Short sellers are preying on a company that seems to be more dead than alive. Excessive risk taking and PR issues due to fraud allegations have taken their toll. However, there may be value left.
Disclaimer: The information contained in this article is not and should not be construed as investment advice. This is my investing journey and I simply share what I do and why I do that for educational and entertainment purposes.
TLDR Summary
Riley is officially a boutique investment bank. But their investment and loan portfolio is so large that it would be more appropriate to call them a leveraged hedge fund. With 80% short interest of float, it has become the most hated stock on Wall Street.

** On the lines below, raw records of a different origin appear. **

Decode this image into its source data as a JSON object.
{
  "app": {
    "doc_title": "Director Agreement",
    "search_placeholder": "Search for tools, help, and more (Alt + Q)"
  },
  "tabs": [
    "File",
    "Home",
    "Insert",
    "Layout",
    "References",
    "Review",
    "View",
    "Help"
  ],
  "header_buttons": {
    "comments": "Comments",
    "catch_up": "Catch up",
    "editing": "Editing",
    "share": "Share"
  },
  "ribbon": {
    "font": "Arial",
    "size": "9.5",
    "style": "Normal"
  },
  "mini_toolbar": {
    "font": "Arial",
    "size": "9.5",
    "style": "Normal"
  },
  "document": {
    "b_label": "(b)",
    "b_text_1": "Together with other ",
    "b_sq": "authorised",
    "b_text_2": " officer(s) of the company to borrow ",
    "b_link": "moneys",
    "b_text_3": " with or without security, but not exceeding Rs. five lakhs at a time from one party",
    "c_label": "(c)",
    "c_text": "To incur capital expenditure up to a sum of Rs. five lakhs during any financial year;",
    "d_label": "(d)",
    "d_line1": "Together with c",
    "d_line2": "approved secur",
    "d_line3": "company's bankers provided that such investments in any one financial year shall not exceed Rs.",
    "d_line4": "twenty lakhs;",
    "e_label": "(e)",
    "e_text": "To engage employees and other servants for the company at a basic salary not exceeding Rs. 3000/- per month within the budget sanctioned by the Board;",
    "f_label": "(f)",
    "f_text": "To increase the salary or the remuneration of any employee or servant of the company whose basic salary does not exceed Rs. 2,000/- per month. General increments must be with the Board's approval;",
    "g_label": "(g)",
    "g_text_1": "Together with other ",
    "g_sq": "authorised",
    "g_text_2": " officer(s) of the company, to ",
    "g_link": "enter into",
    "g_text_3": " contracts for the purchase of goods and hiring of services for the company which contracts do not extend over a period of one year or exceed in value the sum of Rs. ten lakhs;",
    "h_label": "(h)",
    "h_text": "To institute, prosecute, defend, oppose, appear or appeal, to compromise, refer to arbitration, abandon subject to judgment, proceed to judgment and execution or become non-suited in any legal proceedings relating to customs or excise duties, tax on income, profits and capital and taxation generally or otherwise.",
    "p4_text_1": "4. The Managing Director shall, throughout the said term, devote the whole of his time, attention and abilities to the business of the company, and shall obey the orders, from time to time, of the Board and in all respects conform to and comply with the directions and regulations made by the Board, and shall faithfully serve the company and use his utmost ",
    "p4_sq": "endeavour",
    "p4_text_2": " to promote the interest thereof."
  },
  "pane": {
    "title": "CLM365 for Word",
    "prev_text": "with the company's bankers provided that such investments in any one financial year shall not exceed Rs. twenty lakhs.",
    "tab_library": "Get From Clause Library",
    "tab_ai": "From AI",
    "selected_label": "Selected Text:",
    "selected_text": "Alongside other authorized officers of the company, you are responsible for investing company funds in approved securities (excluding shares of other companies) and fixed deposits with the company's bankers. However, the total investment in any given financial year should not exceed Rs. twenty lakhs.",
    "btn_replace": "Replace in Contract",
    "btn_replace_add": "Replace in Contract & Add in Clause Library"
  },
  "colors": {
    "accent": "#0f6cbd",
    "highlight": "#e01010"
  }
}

There is a huge short seller community online that has created a deafening echo chamber.
The bear case rests on three pillars:
The company sits on a ton of bad leverage.
Their capital-light services businesses are too weak to make a difference.
Management can’t be trusted because their are entangled in fraud cases.
The company has various issues to deal with at the moment. However, the most important and most imminent one seems to be their $463m exposure to Franchise Resource Group (FRG), the troubled leveraged buyout of an important Riley client that is connected to a financial fraudster. In their recent preliminary earnings release, Management indicated that a major write-off of its FRG stake is imminent. This write-off will likely wipe out their entire equity book value, thereby seemingly fully supporting the bear case.
This is absolutely an existential crisis that may very well end in bankruptcy and prove short sellers 100% correct. But they need to bust this company soon because positioning is lopsided. In my opinion, short sellers are trapped. They are sitting ducks. Weak hands waiting to be shaken out by Mr. Market.
Riley stock is down 85% since the beginning of the short seller attack in early 2023. This decline was interrupted by two major short squeezes when the stock more than doubled within weeks. As of today, short interest has climbed back to exactly the level it reached before the last short squeeze this spring. A potential catalyst could be the CEO’s attempt to take the company private. Short sellers might ridicule such a scenario. But can they rule it out? Do they really want to risk chasing the door when everyone else does?